Целая вселенная снега обрушилась на распадок, на зимовье, на Старика и приняла его в себя.
Он прождал пять дней. Вначале, когда до условленного срока оставались часы, волновался, метался по избушке, выскакивал, натаптывал площадку перед входом, смотрел туда, где должно было быть небо. На пятый день продукты подошли к концу. Он стал собираться назад.
Этот путь был горек, как может быть горьким путь в клетку через приоткрытую привратником и забытую дверцу. Но за клеткой оказалась другая, прочная и поднадзорная, а ту дверь открыть нельзя. Можно бросаться на нее, выть, грызть, скрести лапами.
После снегопада лыжи вязли в рыхлом снегу. Следов зверья не было вовсе. Опять пришлось пробираться через густую пихту, через кустарники ольхи, карабкаться вверх по склону, падать на четвереньки. На седловине хребта сделал привал, нарубил лапника, соорудил кое-как шалаш, положил две сухары, разжег огонь, лег.

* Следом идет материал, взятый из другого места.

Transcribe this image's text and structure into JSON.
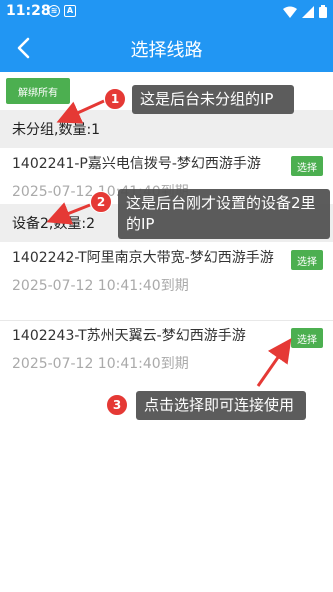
{
  "status_bar": {
    "time": "11:28",
    "left_icons": [
      "data-saver-icon",
      "alert-icon"
    ],
    "left_icon_glyphs": [
      "≋",
      "A"
    ]
  },
  "app_bar": {
    "title": "选择线路",
    "background_color": "#2196f3"
  },
  "actions": {
    "unbind_all_label": "解绑所有",
    "button_color": "#4caf50"
  },
  "groups": [
    {
      "header": "未分组,数量:1",
      "lines": [
        {
          "name": "1402241-P嘉兴电信拨号-梦幻西游手游",
          "expire": "2025-07-12 10:41:40到期",
          "select_label": "选择"
        }
      ]
    },
    {
      "header": "设备2,数量:2",
      "lines": [
        {
          "name": "1402242-T阿里南京大带宽-梦幻西游手游",
          "expire": "2025-07-12 10:41:40到期",
          "select_label": "选择"
        },
        {
          "name": "1402243-T苏州天翼云-梦幻西游手游",
          "expire": "2025-07-12 10:41:40到期",
          "select_label": "选择"
        }
      ]
    }
  ],
  "annotations": [
    {
      "number": "1",
      "text": "这是后台未分组的IP"
    },
    {
      "number": "2",
      "text": "这是后台刚才设置的设备2里的IP"
    },
    {
      "number": "3",
      "text": "点击选择即可连接使用"
    }
  ],
  "annotation_colors": {
    "badge": "#e53935",
    "arrow": "#e53935"
  }
}
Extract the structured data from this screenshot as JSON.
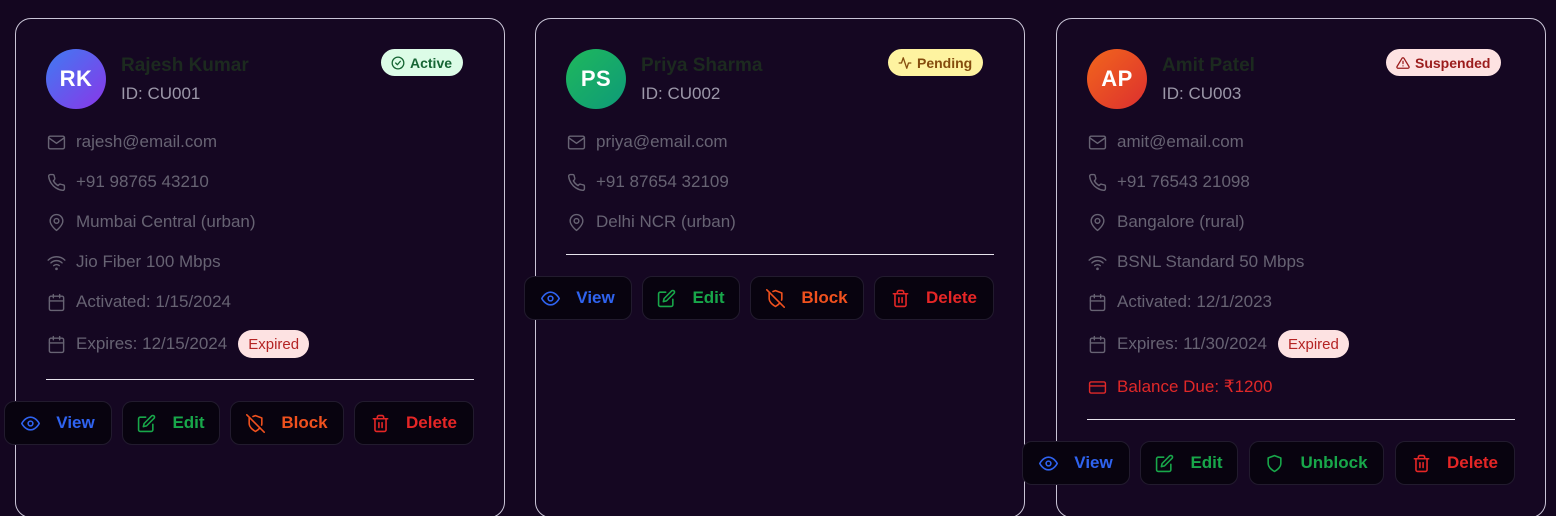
{
  "customers": [
    {
      "initials": "RK",
      "name": "Rajesh Kumar",
      "id_text": "ID: CU001",
      "status": "Active",
      "email": "rajesh@email.com",
      "phone": "+91 98765 43210",
      "location": "Mumbai Central (urban)",
      "plan": "Jio Fiber 100 Mbps",
      "activated": "Activated: 1/15/2024",
      "expires": "Expires: 12/15/2024",
      "expired_badge": "Expired",
      "actions": [
        "View",
        "Edit",
        "Block",
        "Delete"
      ]
    },
    {
      "initials": "PS",
      "name": "Priya Sharma",
      "id_text": "ID: CU002",
      "status": "Pending",
      "email": "priya@email.com",
      "phone": "+91 87654 32109",
      "location": "Delhi NCR (urban)",
      "actions": [
        "View",
        "Edit",
        "Block",
        "Delete"
      ]
    },
    {
      "initials": "AP",
      "name": "Amit Patel",
      "id_text": "ID: CU003",
      "status": "Suspended",
      "email": "amit@email.com",
      "phone": "+91 76543 21098",
      "location": "Bangalore (rural)",
      "plan": "BSNL Standard 50 Mbps",
      "activated": "Activated: 12/1/2023",
      "expires": "Expires: 11/30/2024",
      "expired_badge": "Expired",
      "balance": "Balance Due: ₹1200",
      "actions": [
        "View",
        "Edit",
        "Unblock",
        "Delete"
      ]
    }
  ],
  "colors": {
    "background": "#140620",
    "active_badge_bg": "#dcfce7",
    "pending_badge_bg": "#fef3a0",
    "suspended_badge_bg": "#fde2e2",
    "view": "#2f63f0",
    "edit": "#18a74a",
    "block": "#f0511e",
    "delete": "#e52626"
  },
  "icons": [
    "check-circle-icon",
    "activity-icon",
    "alert-triangle-icon",
    "mail-icon",
    "phone-icon",
    "map-pin-icon",
    "wifi-icon",
    "calendar-icon",
    "credit-card-icon",
    "eye-icon",
    "edit-icon",
    "shield-off-icon",
    "shield-icon",
    "trash-icon"
  ]
}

Старику не снилось ничего, и он был рад этому. Утром заварил кашицу чайную, подивился опять этому слову, пришедшему к нему, — чифирь.

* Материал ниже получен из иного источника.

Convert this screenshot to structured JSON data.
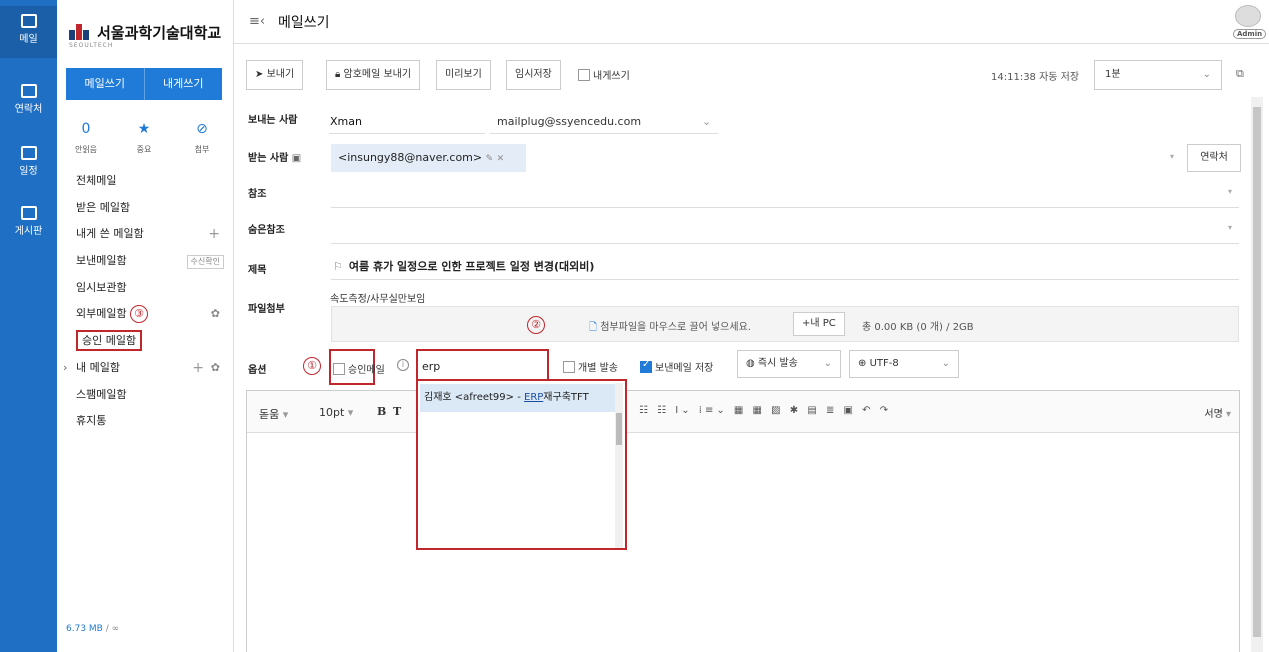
{
  "rail": {
    "items": [
      {
        "label": "메일",
        "icon": "mail-icon"
      },
      {
        "label": "연락처",
        "icon": "contacts-icon"
      },
      {
        "label": "일정",
        "icon": "calendar-icon"
      },
      {
        "label": "게시판",
        "icon": "board-icon"
      }
    ]
  },
  "sidebar": {
    "logo_text": "서울과학기술대학교",
    "logo_sub": "SEOULTECH",
    "compose_label": "메일쓰기",
    "self_compose_label": "내게쓰기",
    "stats": [
      {
        "value": "0",
        "label": "안읽음"
      },
      {
        "value": "★",
        "label": "중요"
      },
      {
        "value": "⊘",
        "label": "첨부"
      }
    ],
    "folders": [
      {
        "label": "전체메일"
      },
      {
        "label": "받은 메일함"
      },
      {
        "label": "내게 쓴 메일함"
      },
      {
        "label": "보낸메일함",
        "tag": "수신확인"
      },
      {
        "label": "임시보관함"
      },
      {
        "label": "외부메일함"
      },
      {
        "label": "승인 메일함"
      },
      {
        "label": "내 메일함"
      },
      {
        "label": "스팸메일함"
      },
      {
        "label": "휴지통"
      }
    ],
    "storage_used": "6.73 MB",
    "storage_sep": "/",
    "storage_total": "∞"
  },
  "header": {
    "title": "메일쓰기",
    "avatar_label": "Admin"
  },
  "toolbar": {
    "send": "보내기",
    "secure_send": "암호메일 보내기",
    "preview": "미리보기",
    "draft": "임시저장",
    "self_send": "내게쓰기",
    "autosave": "14:11:38 자동 저장",
    "interval": "1분"
  },
  "form": {
    "sender_label": "보내는 사람",
    "sender_name": "Xman",
    "sender_email": "mailplug@ssyencedu.com",
    "to_label": "받는 사람",
    "to_chip": "<insungy88@naver.com>",
    "contacts_button": "연락처",
    "cc_label": "참조",
    "bcc_label": "숨은참조",
    "subject_label": "제목",
    "subject": "여름 휴가 일정으로 인한 프로젝트 일정 변경(대외비)",
    "attach_label": "파일첨부",
    "attach_note": "속도측정/사무실만보임",
    "drop_message": "첨부파일을 마우스로 끌어 넣으세요.",
    "pc_button": "+내 PC",
    "size_info": "총 0.00 KB (0 개) / 2GB",
    "options_label": "옵션",
    "approve_label": "승인메일",
    "approver_query": "erp",
    "individual_send": "개별 발송",
    "save_sent": "보낸메일 저장",
    "send_timing": "즉시 발송",
    "encoding": "UTF-8"
  },
  "dropdown": {
    "item_prefix": "김재호 <afreet99> - ",
    "item_match": "ERP",
    "item_suffix": "재구축TFT"
  },
  "editor": {
    "font": "돋움",
    "size": "10pt",
    "signature": "서명"
  },
  "annotations": {
    "one": "①",
    "two": "②",
    "three": "③"
  },
  "colors": {
    "brand_blue": "#1f6fc4",
    "button_blue": "#1f7ad8",
    "annotation_red": "#c0272d"
  }
}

Но нужно было как-то жить дальше. Солнце поднялось, засветилась тайга так, что заболели глаза. Жизнь вокруг оживала, синицы засуетились, и недоуменный дятел заколотил по стволу. Старик хотел было загадать, считать стуки, сколько ему еще топтать эту землю, но потом вспомнил, что гадать нужно на другой птице. К вечеру спустился в долину, у ручья остановился, стоял долго, опираясь на шест. Он не знал, как теперь жить дальше. Понемногу приходило последнее решение. Кончить этот экзотический балаган, который затянулся на десятилетия.
В сумерки он был дома. И опять дернулся, возмутился этому слову. Снял у входа лыжи, нашел под досочкой ключ, открыл дверь.
Уже позже, в кафельной ванной, накапывая шампунь на ладонь и изнемогая от горячей воды, успокоился.